Ягайло тоже прожил очень долго. Ядвига умерла, не достигнув и тридцати лет, от родильной горячки. Вторая, нелюбимая жена принесла ему только одну девочку. Потом была третья, любимая, и только четвертая жена (Ягайле-Владиславу шел уже семьдесят пятый год!) сумела, к ярости Витовта, родить сыновей и тем продолжить династию Ягеллонов.
Ягайло за всю жизнь так и не научился читать и писать, спал до полудня, часами просиживал за обеденным столом, где подавалось до шестидесяти перемен, хотя личная роскошь в повадках и платье была вовсе чужда Ягайле.

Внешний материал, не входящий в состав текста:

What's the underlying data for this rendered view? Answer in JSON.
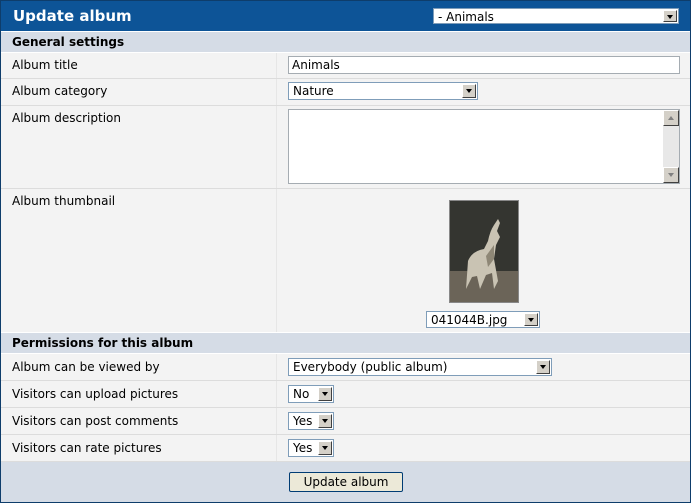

В обиходе носил он, чаще всего, простой серый тулуп. Единственное, что занимало его до страсти, это была охота. Он мог сутками не слезать с седла, мокнуть и мерзнуть, загоняя псарей и доезжачих, которых зато постоянно награждал и одаривал. Он опрометью скакал на коне, не ведая устали, до самой старости и даже сломал ногу во время охоты, едва ли не на семидесятом году жизни. Занимался ли Ягайло делами правления? Скорее всего, нет. Мать его, русская княгиня Ульяния, женив сына на польской королеве, ушла в монастырь. В Краковском соборе сохранено каменное изображение короля Владислава. Длинное лицо, высокий облыселый лоб, крупные губы сложены в легкую брюзгливую усмешку. В этом лице нет решительности, не прочесть в нем ни мужества, ни ума, но оно запоминается чем-то неясным: оно очень знакомо и напоминает кого-то, уже виденного тобой. Быть может, счастливая к нему в течение всей его жизни судьба наложила свой отпечаток на это чело?

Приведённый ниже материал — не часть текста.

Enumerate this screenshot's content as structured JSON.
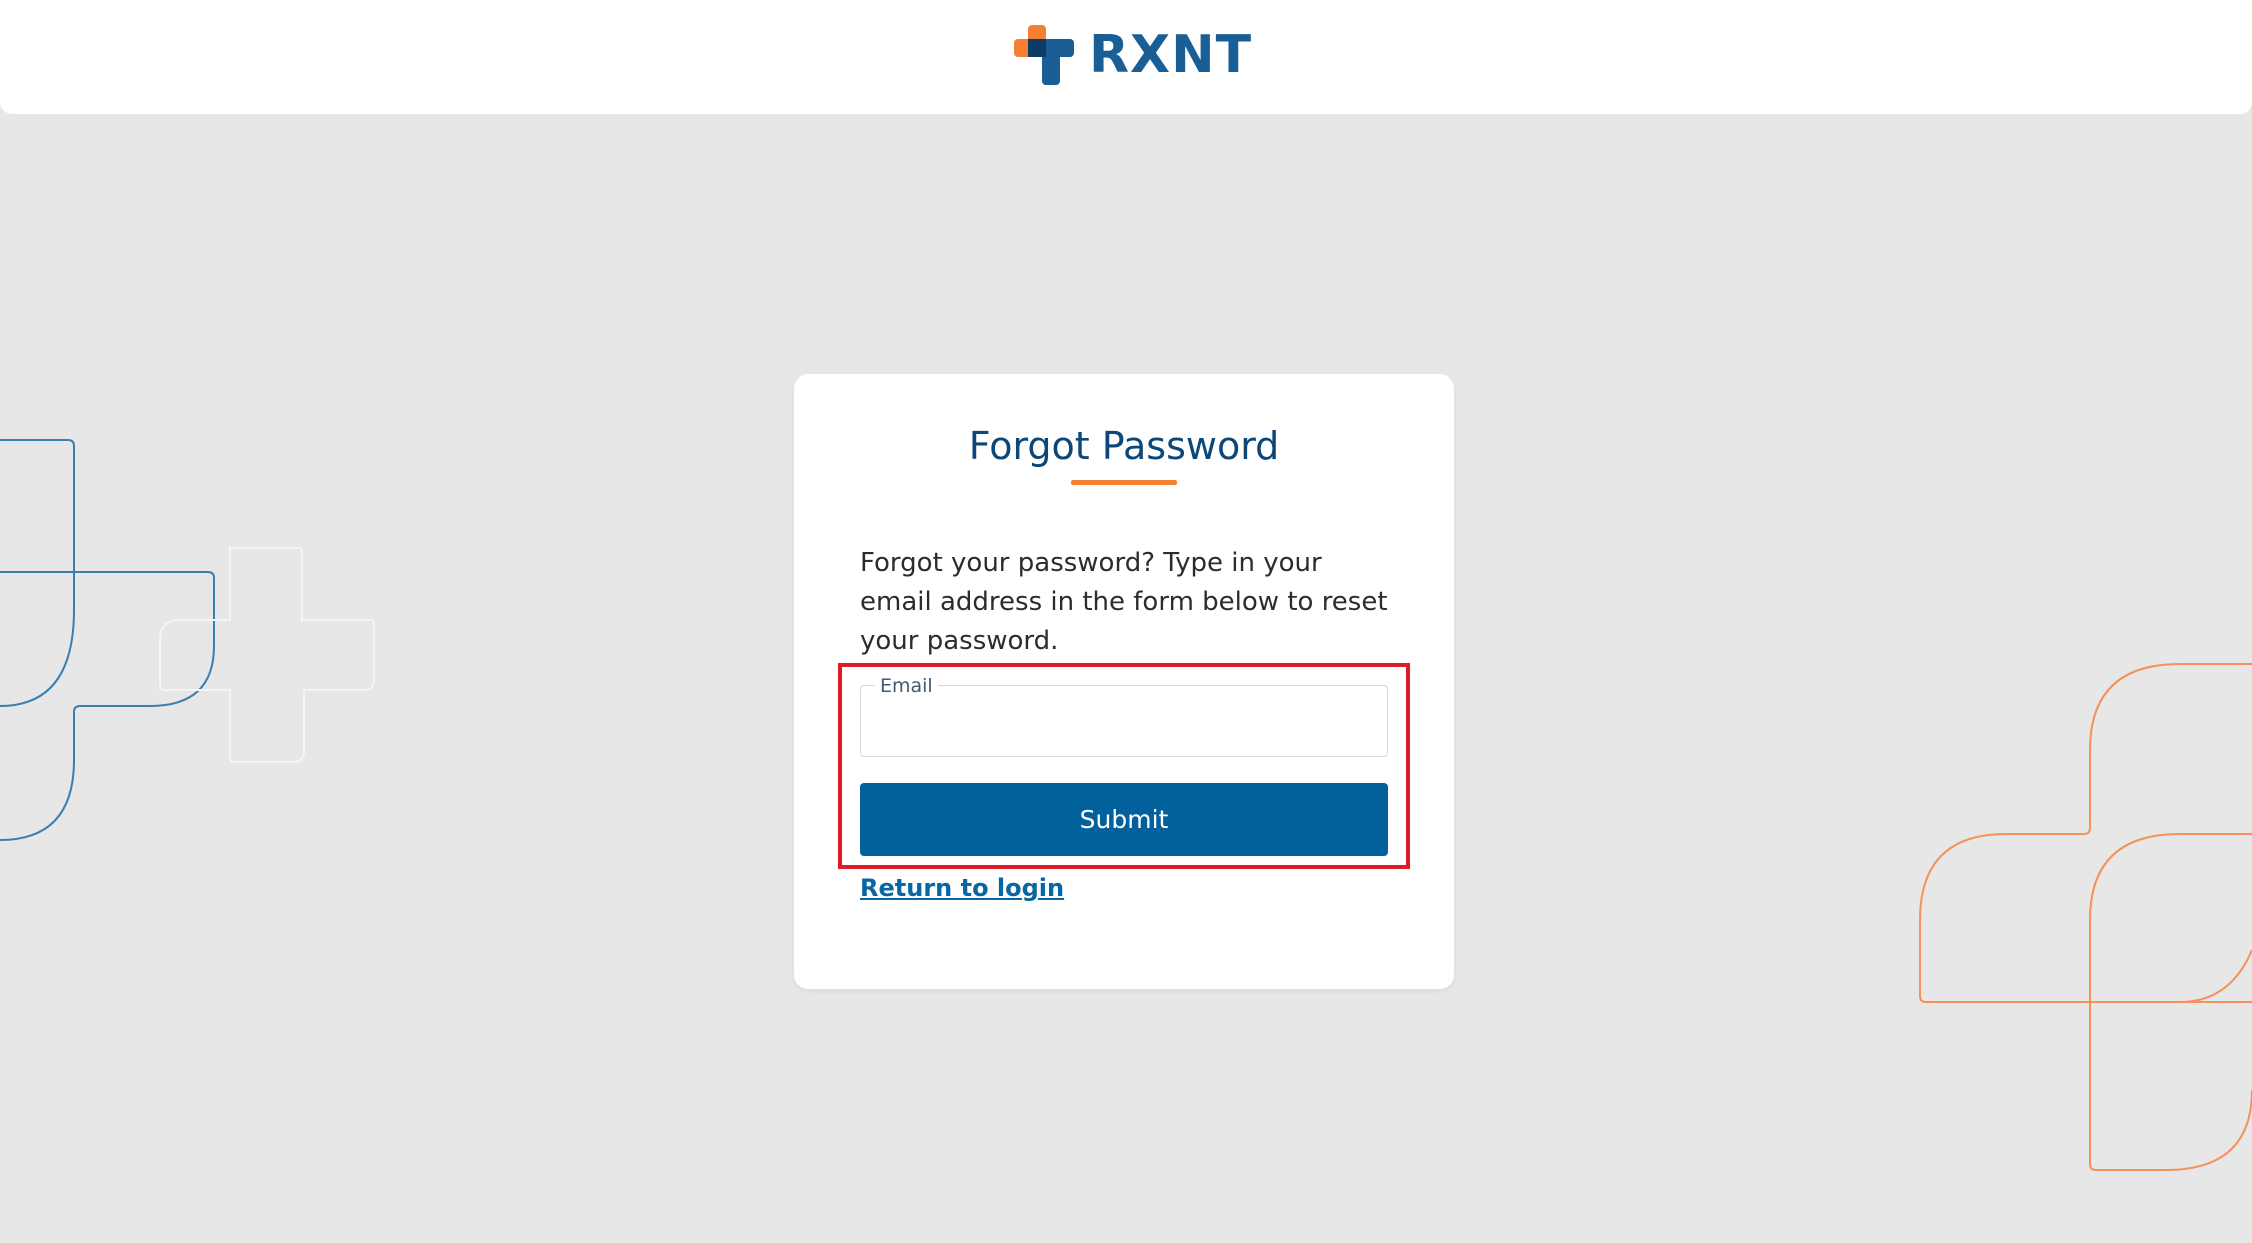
{
  "header": {
    "logo_text": "RXNT",
    "logo_icon": "rxnt-cross-logo-icon"
  },
  "forgot_password": {
    "title": "Forgot Password",
    "instructions": "Forgot your password? Type in your email address in the form below to reset your password.",
    "email_label": "Email",
    "email_value": "",
    "submit_label": "Submit",
    "return_link": "Return to login"
  },
  "colors": {
    "brand_blue": "#1a5e96",
    "brand_orange": "#f57f33",
    "button_blue": "#02609c",
    "background": "#e7e7e7",
    "highlight_red": "#df1c2a"
  }
}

Любил ли он, по крайней мере, свою первую жену Ядвигу, подарившую ему польский трон? Обручальное кольцо, полученное им от Ядвиги, Ягайло проносил, не снимая, всю жизнь. И только перед самой кончиной снял кольцо с пальца:
— Вот драгоценнейшее сокровище жизни моей, — сказал умиравший старец одному из любимейших своих приближенных. — Возьми его и отнеси краковскому епископу Збигневу!
Значит — любил.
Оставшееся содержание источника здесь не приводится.